Puzzle pour les marques partenaires des JO de Pékin

Athlète Sino-Américaine Eileen Gu et les nombreuses marques partenaires – qui a choisi de concourir pour la Chine

Au moment où j’écris cet article, il reste environ deux heures avant le début de la cérémonie d’ouverture des Jeux Olympiques d’hiver de Pékin (Beijing) 2022.

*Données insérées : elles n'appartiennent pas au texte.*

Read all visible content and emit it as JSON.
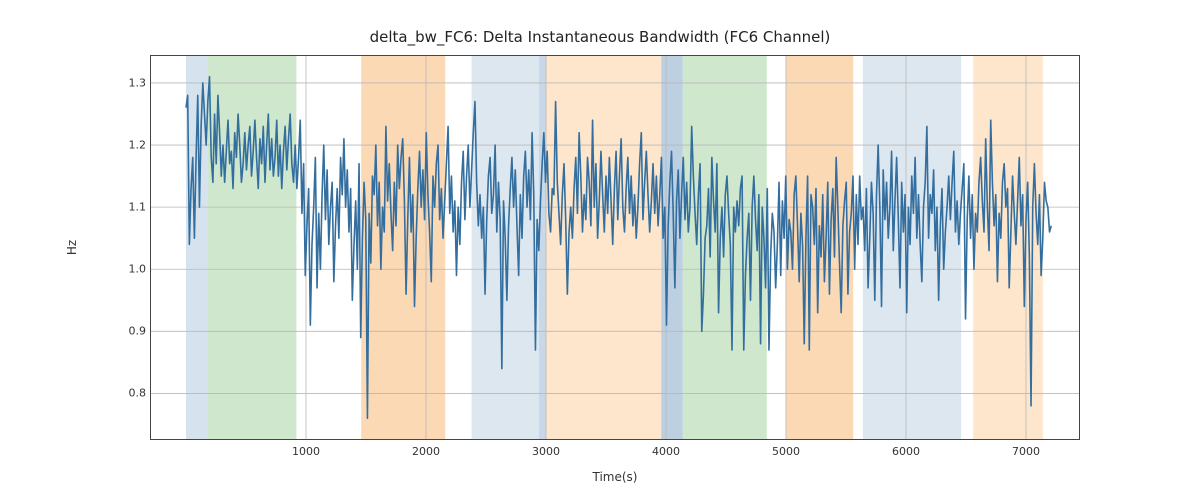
{
  "chart_data": {
    "type": "line",
    "title": "delta_bw_FC6: Delta Instantaneous Bandwidth (FC6 Channel)",
    "xlabel": "Time(s)",
    "ylabel": "Hz",
    "xlim": [
      -300,
      7450
    ],
    "ylim": [
      0.725,
      1.345
    ],
    "xticks": [
      1000,
      2000,
      3000,
      4000,
      5000,
      6000,
      7000
    ],
    "yticks": [
      0.8,
      0.9,
      1.0,
      1.1,
      1.2,
      1.3
    ],
    "grid": true,
    "bands": [
      {
        "x0": 0,
        "x1": 180,
        "color": "#d6e3ef",
        "alpha": 1.0
      },
      {
        "x0": 180,
        "x1": 920,
        "color": "#cfe7cc",
        "alpha": 1.0
      },
      {
        "x0": 1460,
        "x1": 2160,
        "color": "#fbd9b5",
        "alpha": 1.0
      },
      {
        "x0": 2380,
        "x1": 2940,
        "color": "#dde7f0",
        "alpha": 1.0
      },
      {
        "x0": 2940,
        "x1": 3000,
        "color": "#c8d8e8",
        "alpha": 1.0
      },
      {
        "x0": 3000,
        "x1": 3960,
        "color": "#fde6cc",
        "alpha": 1.0
      },
      {
        "x0": 3960,
        "x1": 4140,
        "color": "#bcd0e2",
        "alpha": 1.0
      },
      {
        "x0": 4140,
        "x1": 4840,
        "color": "#cfe7cc",
        "alpha": 1.0
      },
      {
        "x0": 5000,
        "x1": 5560,
        "color": "#fbd9b5",
        "alpha": 1.0
      },
      {
        "x0": 5640,
        "x1": 6460,
        "color": "#dde7f0",
        "alpha": 1.0
      },
      {
        "x0": 6560,
        "x1": 7140,
        "color": "#fde6cc",
        "alpha": 1.0
      }
    ],
    "series": [
      {
        "name": "delta_bw_FC6",
        "color": "#336e9e",
        "x_start": 0,
        "x_step": 14,
        "y": [
          1.26,
          1.28,
          1.04,
          1.13,
          1.18,
          1.05,
          1.18,
          1.28,
          1.1,
          1.23,
          1.3,
          1.25,
          1.2,
          1.27,
          1.31,
          1.18,
          1.14,
          1.25,
          1.17,
          1.28,
          1.22,
          1.15,
          1.2,
          1.14,
          1.19,
          1.24,
          1.17,
          1.19,
          1.13,
          1.22,
          1.18,
          1.25,
          1.2,
          1.14,
          1.17,
          1.22,
          1.16,
          1.2,
          1.23,
          1.15,
          1.19,
          1.24,
          1.18,
          1.13,
          1.21,
          1.17,
          1.23,
          1.14,
          1.2,
          1.25,
          1.16,
          1.21,
          1.15,
          1.18,
          1.24,
          1.15,
          1.2,
          1.13,
          1.19,
          1.23,
          1.16,
          1.21,
          1.25,
          1.17,
          1.14,
          1.2,
          1.13,
          1.18,
          1.24,
          1.09,
          1.17,
          0.99,
          1.07,
          1.13,
          0.91,
          1.04,
          1.1,
          1.18,
          0.97,
          1.09,
          1.0,
          1.12,
          1.2,
          1.08,
          1.16,
          1.04,
          1.1,
          1.14,
          0.98,
          1.07,
          1.13,
          1.05,
          1.18,
          1.12,
          1.21,
          1.1,
          1.16,
          1.06,
          1.13,
          0.95,
          1.04,
          1.11,
          1.0,
          1.17,
          0.89,
          1.05,
          1.14,
          1.08,
          0.76,
          1.09,
          1.01,
          1.15,
          1.12,
          1.2,
          1.07,
          1.14,
          1.0,
          1.1,
          1.06,
          1.23,
          1.11,
          1.17,
          1.09,
          1.03,
          1.14,
          1.07,
          1.2,
          1.13,
          1.18,
          1.21,
          1.11,
          0.96,
          1.08,
          1.18,
          1.06,
          1.12,
          0.94,
          1.05,
          1.13,
          1.19,
          1.1,
          1.16,
          1.08,
          1.22,
          1.12,
          1.06,
          0.98,
          1.15,
          1.1,
          1.17,
          1.2,
          1.08,
          1.13,
          1.05,
          1.11,
          1.17,
          1.23,
          1.09,
          1.15,
          1.06,
          1.11,
          0.99,
          1.1,
          1.04,
          1.14,
          1.19,
          1.08,
          1.15,
          1.2,
          1.1,
          1.16,
          1.22,
          1.27,
          1.14,
          1.07,
          1.12,
          1.05,
          1.1,
          0.96,
          1.08,
          1.15,
          1.18,
          1.09,
          1.12,
          1.2,
          1.06,
          1.14,
          1.08,
          0.84,
          1.11,
          1.05,
          0.95,
          1.07,
          1.13,
          1.18,
          1.1,
          1.16,
          1.07,
          0.99,
          1.12,
          1.05,
          1.15,
          1.19,
          1.1,
          1.16,
          1.08,
          1.22,
          1.12,
          0.87,
          1.08,
          1.03,
          1.11,
          1.17,
          1.22,
          1.14,
          1.19,
          1.09,
          1.06,
          1.13,
          1.12,
          1.27,
          1.14,
          1.09,
          1.04,
          1.12,
          1.17,
          1.08,
          0.96,
          1.06,
          1.1,
          1.05,
          1.13,
          1.18,
          1.09,
          1.22,
          1.15,
          1.06,
          1.12,
          1.08,
          1.18,
          1.14,
          1.07,
          1.24,
          1.1,
          1.17,
          1.05,
          1.11,
          1.19,
          1.12,
          1.06,
          1.15,
          1.09,
          1.18,
          1.11,
          1.04,
          1.13,
          1.19,
          1.08,
          1.15,
          1.21,
          1.1,
          1.06,
          1.13,
          1.18,
          1.09,
          1.15,
          1.07,
          1.12,
          1.05,
          1.1,
          1.17,
          1.22,
          1.08,
          1.14,
          1.19,
          1.12,
          1.06,
          1.11,
          1.17,
          1.09,
          1.15,
          1.07,
          1.12,
          1.18,
          1.05,
          1.1,
          0.91,
          1.07,
          1.14,
          1.19,
          1.09,
          0.97,
          1.11,
          1.16,
          1.05,
          1.12,
          1.18,
          1.08,
          1.14,
          1.06,
          1.1,
          1.23,
          1.15,
          1.09,
          1.04,
          1.12,
          1.17,
          0.9,
          0.96,
          1.05,
          1.07,
          1.13,
          1.02,
          1.18,
          1.11,
          1.06,
          1.17,
          0.93,
          1.05,
          1.1,
          1.02,
          1.12,
          1.15,
          1.09,
          1.04,
          0.87,
          1.1,
          1.06,
          1.11,
          1.07,
          1.13,
          1.15,
          0.87,
          0.99,
          1.05,
          1.09,
          0.95,
          1.1,
          1.15,
          1.08,
          1.03,
          1.12,
          0.88,
          1.1,
          1.05,
          0.97,
          1.13,
          0.87,
          1.02,
          1.09,
          1.06,
          0.97,
          1.04,
          1.14,
          0.99,
          1.11,
          1.05,
          1.15,
          1.0,
          1.08,
          1.06,
          1.0,
          1.12,
          1.15,
          1.07,
          0.98,
          1.09,
          1.04,
          0.88,
          1.05,
          1.15,
          0.87,
          1.12,
          1.1,
          1.04,
          1.13,
          0.93,
          1.07,
          1.02,
          1.12,
          0.98,
          1.05,
          1.14,
          0.96,
          1.08,
          1.13,
          1.02,
          1.18,
          1.1,
          1.01,
          0.93,
          1.07,
          1.11,
          1.14,
          0.96,
          1.06,
          1.09,
          1.15,
          1.0,
          1.12,
          1.04,
          1.15,
          1.08,
          1.1,
          1.03,
          1.13,
          0.97,
          1.05,
          1.14,
          1.09,
          0.95,
          1.12,
          1.2,
          1.1,
          0.94,
          1.16,
          1.08,
          1.14,
          1.05,
          1.1,
          1.19,
          1.03,
          1.11,
          1.18,
          1.08,
          0.97,
          1.14,
          1.06,
          1.12,
          0.93,
          1.1,
          1.04,
          1.15,
          1.09,
          1.18,
          1.05,
          1.12,
          1.04,
          0.98,
          1.1,
          1.14,
          1.23,
          1.05,
          1.12,
          1.09,
          1.16,
          1.03,
          1.1,
          0.95,
          1.07,
          1.13,
          1.0,
          1.06,
          1.1,
          1.15,
          1.08,
          1.14,
          1.19,
          1.06,
          1.11,
          1.04,
          1.09,
          1.13,
          1.17,
          0.92,
          1.08,
          1.15,
          1.05,
          1.12,
          1.0,
          1.09,
          1.06,
          1.14,
          1.18,
          1.11,
          1.06,
          1.21,
          1.1,
          1.03,
          1.24,
          1.14,
          1.07,
          1.12,
          0.98,
          1.09,
          1.05,
          1.14,
          1.17,
          1.1,
          1.13,
          0.97,
          1.06,
          1.15,
          1.09,
          1.04,
          1.11,
          1.18,
          1.07,
          1.12,
          0.94,
          1.08,
          1.14,
          1.02,
          0.78,
          1.1,
          1.17,
          1.09,
          1.04,
          1.12,
          0.99,
          1.05,
          1.14,
          1.11,
          1.1,
          1.06,
          1.07
        ]
      }
    ]
  }
}
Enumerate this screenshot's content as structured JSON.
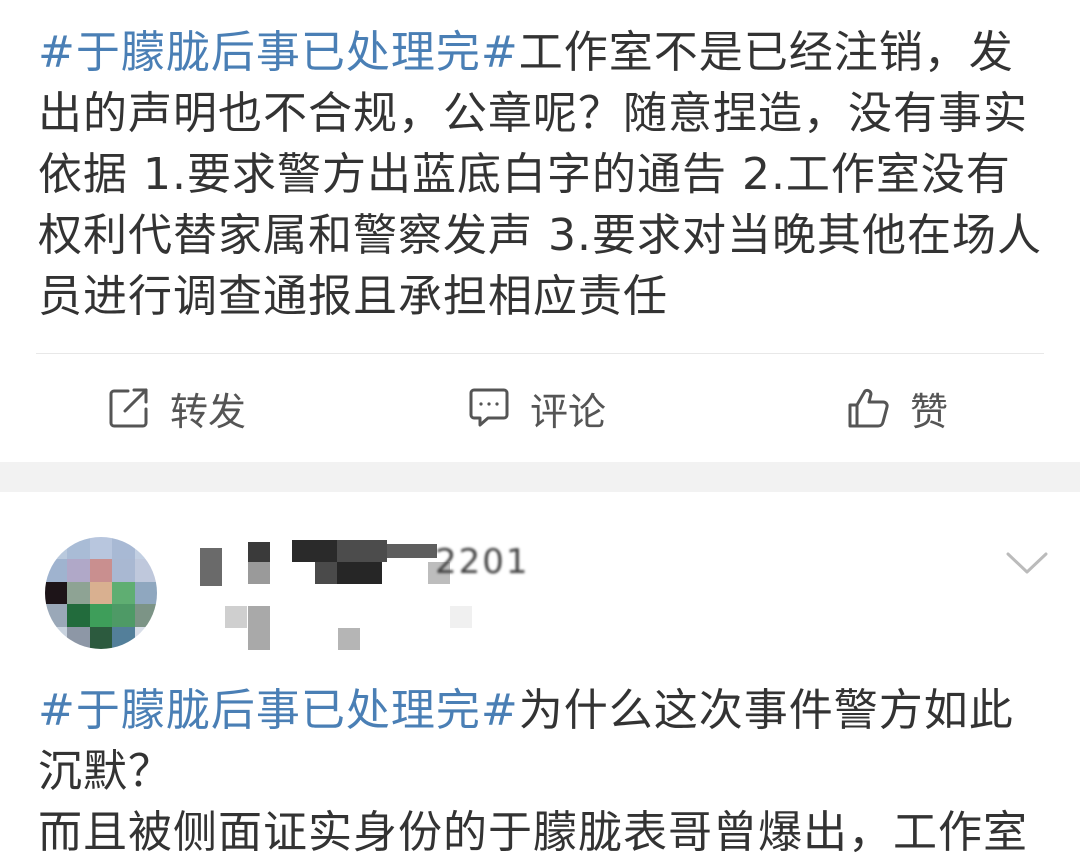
{
  "post1": {
    "hashtag": "#于朦胧后事已处理完#",
    "body": "工作室不是已经注销，发出的声明也不合规，公章呢？随意捏造，没有事实依据  1.要求警方出蓝底白字的通告 2.工作室没有权利代替家属和警察发声 3.要求对当晚其他在场人员进行调查通报且承担相应责任"
  },
  "actions": {
    "repost_label": "转发",
    "comment_label": "评论",
    "like_label": "赞",
    "icons": [
      "repost-icon",
      "comment-icon",
      "like-icon"
    ]
  },
  "post2": {
    "username_visible_fragment": "2201",
    "hashtag": "#于朦胧后事已处理完#",
    "body_line1": "为什么这次事件警方如此沉默？",
    "body_line2": "而且被侧面证实身份的于朦胧表哥曾爆出，工作室"
  },
  "colors": {
    "hashtag": "#4a7fb5",
    "text": "#333333",
    "action_text": "#555555",
    "separator_band": "#f2f2f2"
  }
}
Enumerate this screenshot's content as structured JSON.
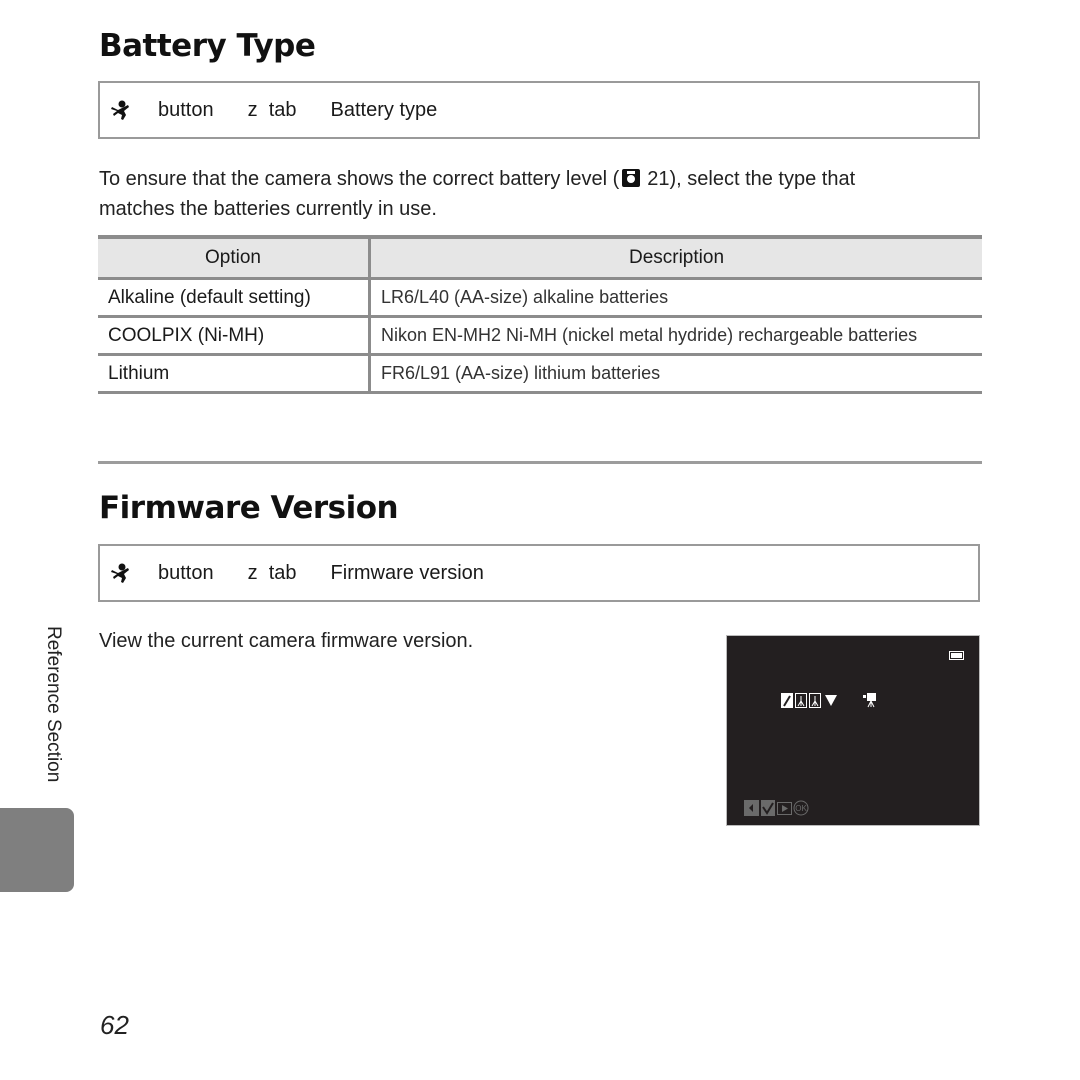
{
  "sections": {
    "battery": {
      "title": "Battery Type",
      "procedure": {
        "icon": "setup-menu-icon",
        "step1": "button",
        "step2": "z  tab",
        "step3": "Battery type"
      },
      "intro_before": "To ensure that the camera shows the correct battery level (",
      "ref_icon": "camera-reference-icon",
      "intro_ref_page": "21), select the type that",
      "intro_line2": "matches the batteries currently in use.",
      "table": {
        "headers": [
          "Option",
          "Description"
        ],
        "rows": [
          {
            "option": "Alkaline (default setting)",
            "description": "LR6/L40 (AA-size) alkaline batteries"
          },
          {
            "option": "COOLPIX (Ni-MH)",
            "description": "Nikon EN-MH2 Ni-MH (nickel metal hydride) rechargeable batteries"
          },
          {
            "option": "Lithium",
            "description": "FR6/L91 (AA-size) lithium batteries"
          }
        ]
      }
    },
    "firmware": {
      "title": "Firmware Version",
      "procedure": {
        "icon": "setup-menu-icon",
        "step1": "button",
        "step2": "z  tab",
        "step3": "Firmware version"
      },
      "description": "View the current camera firmware version.",
      "screen": {
        "icons": [
          "battery-indicator-icon",
          "edit-icon",
          "tripod-icon",
          "tripod-icon",
          "down-triangle-icon",
          "movie-camera-icon",
          "left-arrow-icon",
          "check-icon",
          "play-icon",
          "ok-icon"
        ]
      }
    }
  },
  "sidebar": {
    "label": "Reference Section"
  },
  "footer": {
    "page_number": "62"
  }
}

Il se trouve que j’ai réappris à skier il y a seulement quelques années, l’hiver 2017, et ceux qui me connaissent savent que j’ai bien accroché. J’ai eu la chance de d’aller skier dans les Alpes du Nord la semaine dernière, et même si j’aurais bien voulu avoir un peu plus de neige fraîche, j’ai ai quand même eu un peu plus que le site des Jeux Olympiques. Vous êtes peut-être tombé sur une de ces photos :

Donc on a déjà pas mal de buzz controversé autour des jeux et du climat, je ne vais même pas passer plus de temps sur ce point, ne serait-ce que pour dire que les marques en général n’aiment pas particulièrement être mentionnées du « mauvais côté » d’une controverse, ou en tout cas préfèrent éviter.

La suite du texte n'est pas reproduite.